Кайс больно стукнул Трафо кулаком в бедро. Тот уставился на лжемонаха в недоумении, но Кайс, казалось, не обратил на этот взгляд никакого внимания, продолжая переступать ногами по мощеной булыжниками дороге. Как только Трафо решил, что это Кайс из вредности позволил себе такое, как в бедро прилетело еще дважды. Трафо собрался уже ответить нахалу, и даже стал примеряться, как бы ловчее заехать тому в ухо, но тут его внимание привлекло некое движение под самой стеной дома, что находился слева. Там дурным голосом завыл сидевший на земле нищий. Выставив одну ногу перед собой, спрятав другую под седалище, нищий закинул голову к небу и выл. Стоило медяку звякнуть о дно кружки, выставленной им же перед собой, как вой прекращался.

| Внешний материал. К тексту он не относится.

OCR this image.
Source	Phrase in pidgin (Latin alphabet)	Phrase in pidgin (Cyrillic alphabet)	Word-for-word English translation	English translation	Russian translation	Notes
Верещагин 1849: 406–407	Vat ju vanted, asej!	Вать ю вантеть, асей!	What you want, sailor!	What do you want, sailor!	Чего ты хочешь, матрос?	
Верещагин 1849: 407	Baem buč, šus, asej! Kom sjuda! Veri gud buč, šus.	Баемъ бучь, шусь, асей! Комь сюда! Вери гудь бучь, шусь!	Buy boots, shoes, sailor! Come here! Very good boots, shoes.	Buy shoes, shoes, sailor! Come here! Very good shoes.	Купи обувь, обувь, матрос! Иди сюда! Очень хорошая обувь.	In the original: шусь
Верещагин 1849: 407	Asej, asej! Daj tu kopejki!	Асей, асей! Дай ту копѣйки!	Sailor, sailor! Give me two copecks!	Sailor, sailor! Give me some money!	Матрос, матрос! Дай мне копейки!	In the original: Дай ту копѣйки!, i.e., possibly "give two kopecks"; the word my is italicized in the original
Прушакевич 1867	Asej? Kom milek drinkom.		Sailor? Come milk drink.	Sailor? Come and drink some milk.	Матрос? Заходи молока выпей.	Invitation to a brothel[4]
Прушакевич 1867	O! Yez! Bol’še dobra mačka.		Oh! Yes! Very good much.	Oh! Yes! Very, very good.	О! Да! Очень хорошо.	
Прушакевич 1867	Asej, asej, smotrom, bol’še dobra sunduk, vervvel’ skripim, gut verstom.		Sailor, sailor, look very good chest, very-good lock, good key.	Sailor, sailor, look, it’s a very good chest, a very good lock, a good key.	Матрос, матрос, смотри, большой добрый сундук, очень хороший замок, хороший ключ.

"Интересный способ заработка",– подумал Трафо и улыбнулся. Пока торговцы стягиваются к торгу, они не потерпят того, чтобы им сбивали удачу волчьим воем. Волк – разбойник. А торговцы самые суеверные люди на земле. И прогнать нищего не можно – вдруг сумасшедший? Вдруг проклянет, и тогда всё, прощай торговля на семь долгих лет, пока проклятье не иссякнет. Нет! Легче откупиться, кинув медяк в его кружку. Пусть подавится, пропивая в корчме.
Всё это интересно, но многим интереснее то, что, как только Трафо поравнялся с нищим, то обнаружил, как тот ему подмигнул, едва кивнув головой, которую тут же вскинул, и над улицей вновь раздался вой. Правда, длился он ровно столько, сколько потребовалось командиру Столбовых, чтобы, слегка присев, опустить свою ладонь-лопату на голову бедняги. Вой оборвался, так и не достигнув должных ему высот. Нищий обмяк, завалился набок и так остался лежать.